Where I live, and where I bush hog, that cover is handy. It's not only a safety cover, it's also to help keep brush from getting wrapped around the shaft.
In my childhood, I grew up in an inner city neighborhood....BUT my dad had a good friend/coworker who had a farm out in western Nebraska. Big farm. When I was 12, we went out there in the summer and stayed about a week, to get out of the city. We did farm stuff. Up before daylight, outside right at the crack of dawn. We usually took a break in the afternoons. Anyway the farmer's daughter and I took off on the 3 wheelers over to a part of the farm where they were cutting a hay pasture. The farm hand seen us and stopped, asked us if one of us wanted to ride while he was cutting. Sure I said. I hopped up and she walked around back of the tractor. PTO still turning (it was off but still turning). Somehow her shirt got tangled up in the shaft and ripped it right off of her back in nothing flat. She was REAL lucky that the shirt was the only thing she lost. Got a little banged up and red but nothing major happened.
She was accident prone.
Next year, we went back out for a few days and one afternoon we were riding, right before dusk. Headed back to the house. We was riding along me in front, her following. I seen the house and kept riding. Turned around to look and she wasn't behind me anymore. Figured she took the other road to try to beat me home like she would do. Nope. I get to the house and she ain't there. Her dad asked where she was, I thought she was home...anyway, we went back out that dirt road to look for her. Found her. She had rode off of the road and ran into a hay spear. The spear went in under her left eye and was sticking partially out of the back right side of her head, no movement, just hanging there.

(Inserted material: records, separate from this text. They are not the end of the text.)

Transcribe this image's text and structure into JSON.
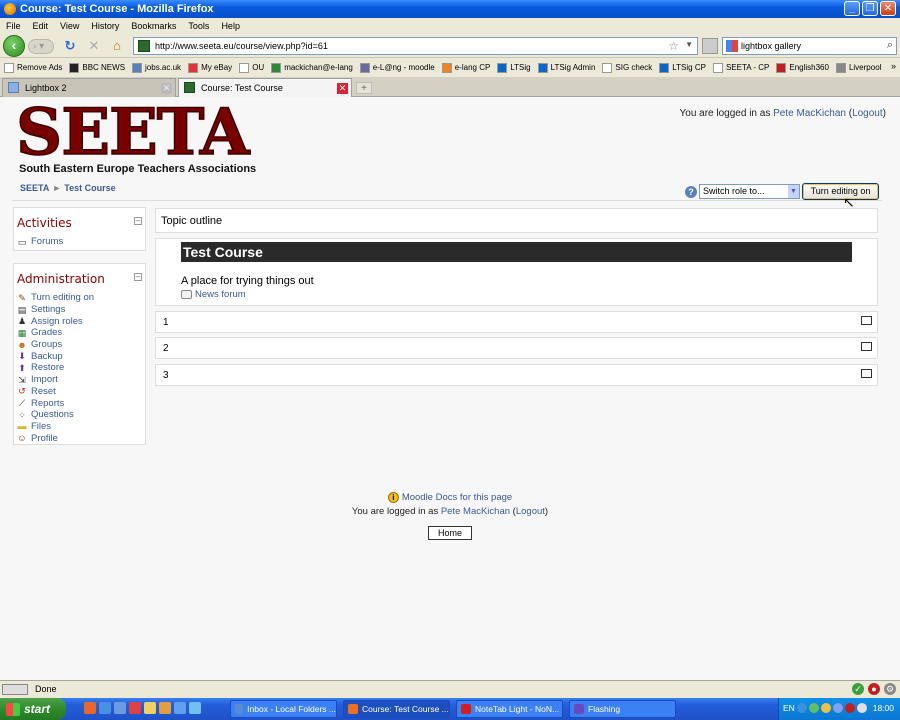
{
  "window": {
    "title": "Course: Test Course - Mozilla Firefox"
  },
  "menu": [
    "File",
    "Edit",
    "View",
    "History",
    "Bookmarks",
    "Tools",
    "Help"
  ],
  "nav": {
    "url": "http://www.seeta.eu/course/view.php?id=61",
    "search": "lightbox gallery"
  },
  "bookmarks": [
    {
      "label": "Remove Ads",
      "icon": "page-icon",
      "color": "#ffffff"
    },
    {
      "label": "BBC NEWS",
      "icon": "bbc-icon",
      "color": "#222222"
    },
    {
      "label": "jobs.ac.uk",
      "icon": "jobs-icon",
      "color": "#5a7fc0"
    },
    {
      "label": "My eBay",
      "icon": "ebay-icon",
      "color": "#e53238"
    },
    {
      "label": "OU",
      "icon": "ou-icon",
      "color": "#ffffff"
    },
    {
      "label": "mackichan@e-lang",
      "icon": "elang-icon",
      "color": "#2a8a3a"
    },
    {
      "label": "e-L@ng - moodle",
      "icon": "moodle-icon",
      "color": "#6a6aa0"
    },
    {
      "label": "e-lang CP",
      "icon": "cp-icon",
      "color": "#f08020"
    },
    {
      "label": "LTSig",
      "icon": "ltsig-icon",
      "color": "#0a66c8"
    },
    {
      "label": "LTSig Admin",
      "icon": "ltsig-admin-icon",
      "color": "#0a66c8"
    },
    {
      "label": "SIG check",
      "icon": "page-icon",
      "color": "#ffffff"
    },
    {
      "label": "LTSig CP",
      "icon": "ltsig-cp-icon",
      "color": "#0a66c8"
    },
    {
      "label": "SEETA - CP",
      "icon": "seeta-icon",
      "color": "#ffffff"
    },
    {
      "label": "English360",
      "icon": "english360-icon",
      "color": "#c02020"
    },
    {
      "label": "Liverpool",
      "icon": "liverpool-icon",
      "color": "#888888"
    }
  ],
  "tabs": [
    {
      "label": "Lightbox 2"
    },
    {
      "label": "Course: Test Course"
    }
  ],
  "site": {
    "logo": "SEETA",
    "logo_sub": "South Eastern Europe Teachers Associations",
    "login_prefix": "You are logged in as",
    "user": "Pete MacKichan",
    "logout": "Logout"
  },
  "breadcrumb": {
    "home": "SEETA",
    "sep": "►",
    "current": "Test Course"
  },
  "controls": {
    "help": "?",
    "switch_role": "Switch role to...",
    "turn_editing": "Turn editing on"
  },
  "activities": {
    "title": "Activities",
    "items": [
      {
        "label": "Forums",
        "icon": "forum-icon"
      }
    ]
  },
  "administration": {
    "title": "Administration",
    "items": [
      {
        "label": "Turn editing on",
        "icon": "edit-icon"
      },
      {
        "label": "Settings",
        "icon": "settings-icon"
      },
      {
        "label": "Assign roles",
        "icon": "roles-icon"
      },
      {
        "label": "Grades",
        "icon": "grades-icon"
      },
      {
        "label": "Groups",
        "icon": "groups-icon"
      },
      {
        "label": "Backup",
        "icon": "backup-icon"
      },
      {
        "label": "Restore",
        "icon": "restore-icon"
      },
      {
        "label": "Import",
        "icon": "import-icon"
      },
      {
        "label": "Reset",
        "icon": "reset-icon"
      },
      {
        "label": "Reports",
        "icon": "reports-icon"
      },
      {
        "label": "Questions",
        "icon": "questions-icon"
      },
      {
        "label": "Files",
        "icon": "files-icon"
      },
      {
        "label": "Profile",
        "icon": "profile-icon"
      }
    ]
  },
  "course": {
    "outline_title": "Topic outline",
    "name": "Test Course",
    "description": "A place for trying things out",
    "forum": "News forum",
    "sections": [
      "1",
      "2",
      "3"
    ]
  },
  "footer": {
    "docs": "Moodle Docs for this page",
    "login_prefix": "You are logged in as",
    "user": "Pete MacKichan",
    "logout": "Logout",
    "home": "Home"
  },
  "status": {
    "text": "Done"
  },
  "taskbar": {
    "start": "start",
    "tasks": [
      {
        "label": "Inbox - Local Folders ...",
        "color": "#5a8ad0"
      },
      {
        "label": "Course: Test Course ...",
        "color": "#f07020"
      },
      {
        "label": "NoteTab Light - NoN...",
        "color": "#d02020"
      },
      {
        "label": "Flashing",
        "color": "#6a4ac0"
      }
    ],
    "lang": "EN",
    "clock": "18:00"
  }
}
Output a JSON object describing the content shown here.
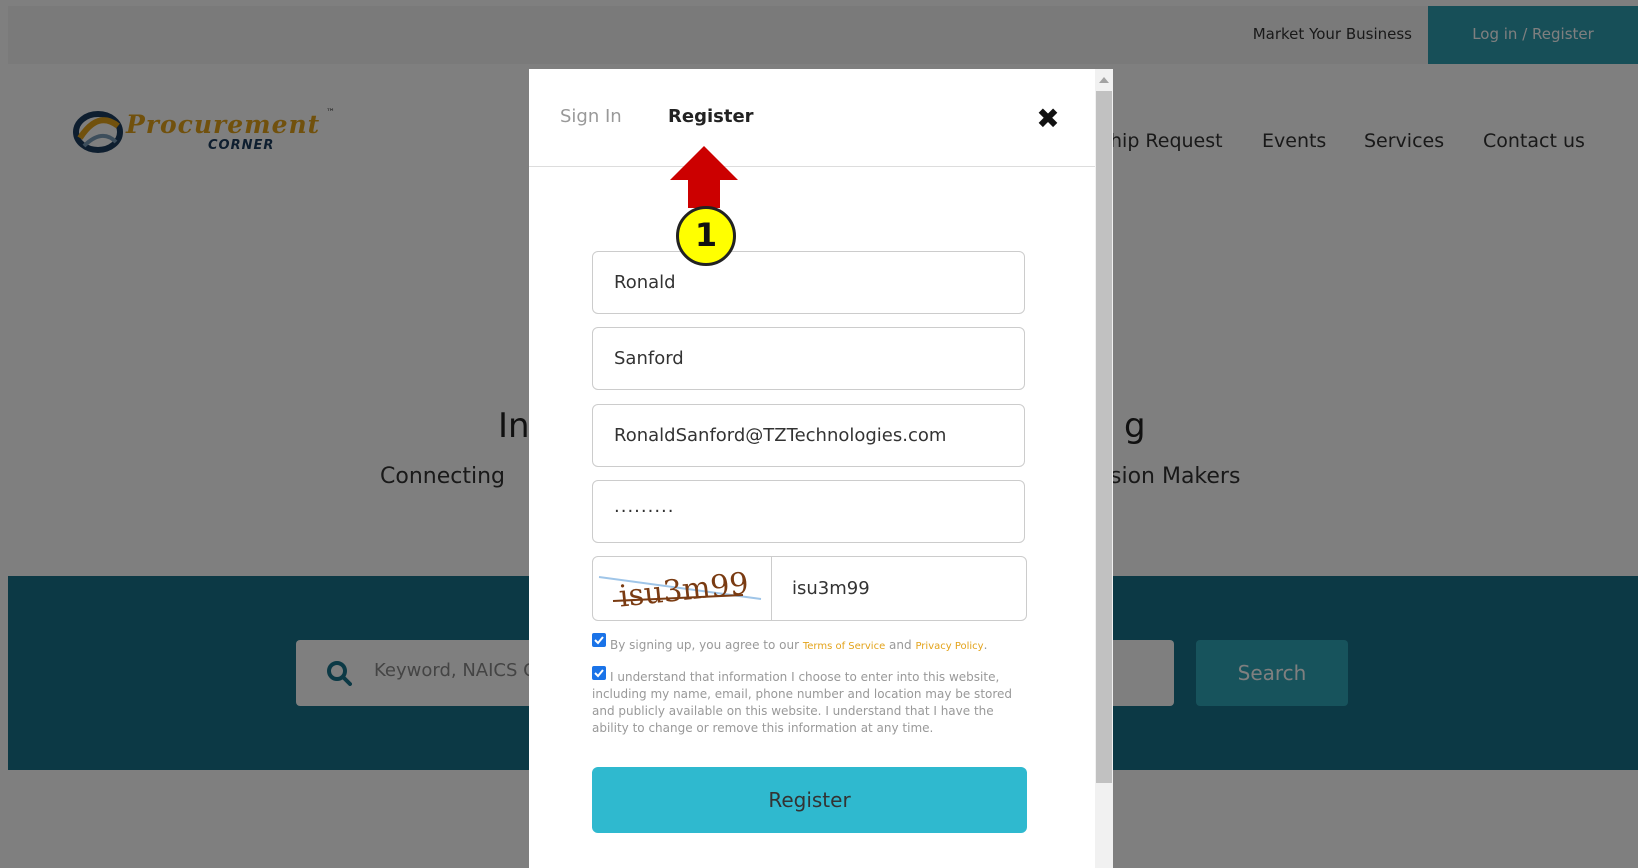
{
  "topbar": {
    "market_label": "Market Your Business",
    "login_label": "Log in / Register"
  },
  "logo": {
    "word": "Procurement",
    "sub": "CORNER",
    "tm": "™"
  },
  "nav": {
    "items": [
      "hip Request",
      "Events",
      "Services",
      "Contact us"
    ]
  },
  "hero": {
    "title_left": "In",
    "title_right": "g",
    "sub_left": "Connecting",
    "sub_right": "sion Makers"
  },
  "search": {
    "placeholder": "Keyword, NAICS C",
    "button_label": "Search"
  },
  "modal": {
    "tabs": {
      "signin": "Sign In",
      "register": "Register"
    },
    "close_label": "✖",
    "first_name": "Ronald",
    "last_name": "Sanford",
    "email": "RonaldSanford@TZTechnologies.com",
    "password": "·········",
    "captcha_image_text": "isu3m99",
    "captcha_value": "isu3m99",
    "agree": {
      "prefix": "By signing up, you agree to our ",
      "terms": "Terms of Service",
      "and": " and ",
      "privacy": "Privacy Policy",
      "suffix": "."
    },
    "consent_text": "I understand that information I choose to enter into this website, including my name, email, phone number and location may be stored and publicly available on this website. I understand that I have the ability to change or remove this information at any time.",
    "register_button": "Register"
  },
  "annotation": {
    "step_number": "1"
  },
  "colors": {
    "teal_dark": "#18738a",
    "teal_button": "#2fb9cf",
    "accent_orange": "#e3a31b",
    "annotation_red": "#cc0000",
    "annotation_yellow": "#ffff00"
  }
}
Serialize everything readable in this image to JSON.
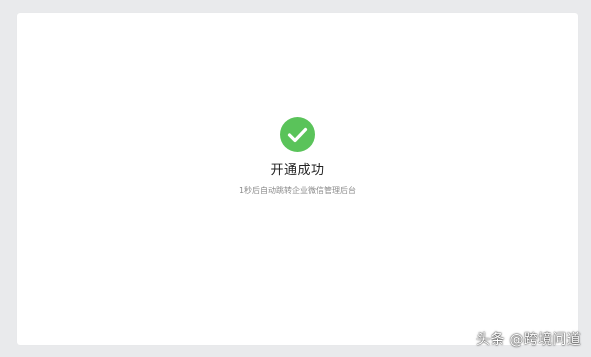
{
  "result": {
    "status_icon": "success-check-icon",
    "title": "开通成功",
    "subtitle": "1秒后自动跳转企业微信管理后台"
  },
  "watermark": {
    "text": "头条 @跨境问道"
  },
  "colors": {
    "background": "#e9eaec",
    "card": "#ffffff",
    "success": "#5ac35a",
    "title": "#222222",
    "subtitle": "#8a8a8a"
  }
}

y'all need to think about why this stuff is the way it is. Good chance someone had a bad day at some point, which led to some kind of safety device. You wouldn't believe how many people bypass safety switches-especially seat switches-on mowers and tractors. Think about it. You're bush hogging, run up on a tree or log or into a hole that you didn't know was there, you get thrown off, and if that machine doesn't stop, it won't. Your body sure won't stop it. But if that safety switch works, you have a better chance of not getting bush hogged, baled, disc'd, plowed, or just run over.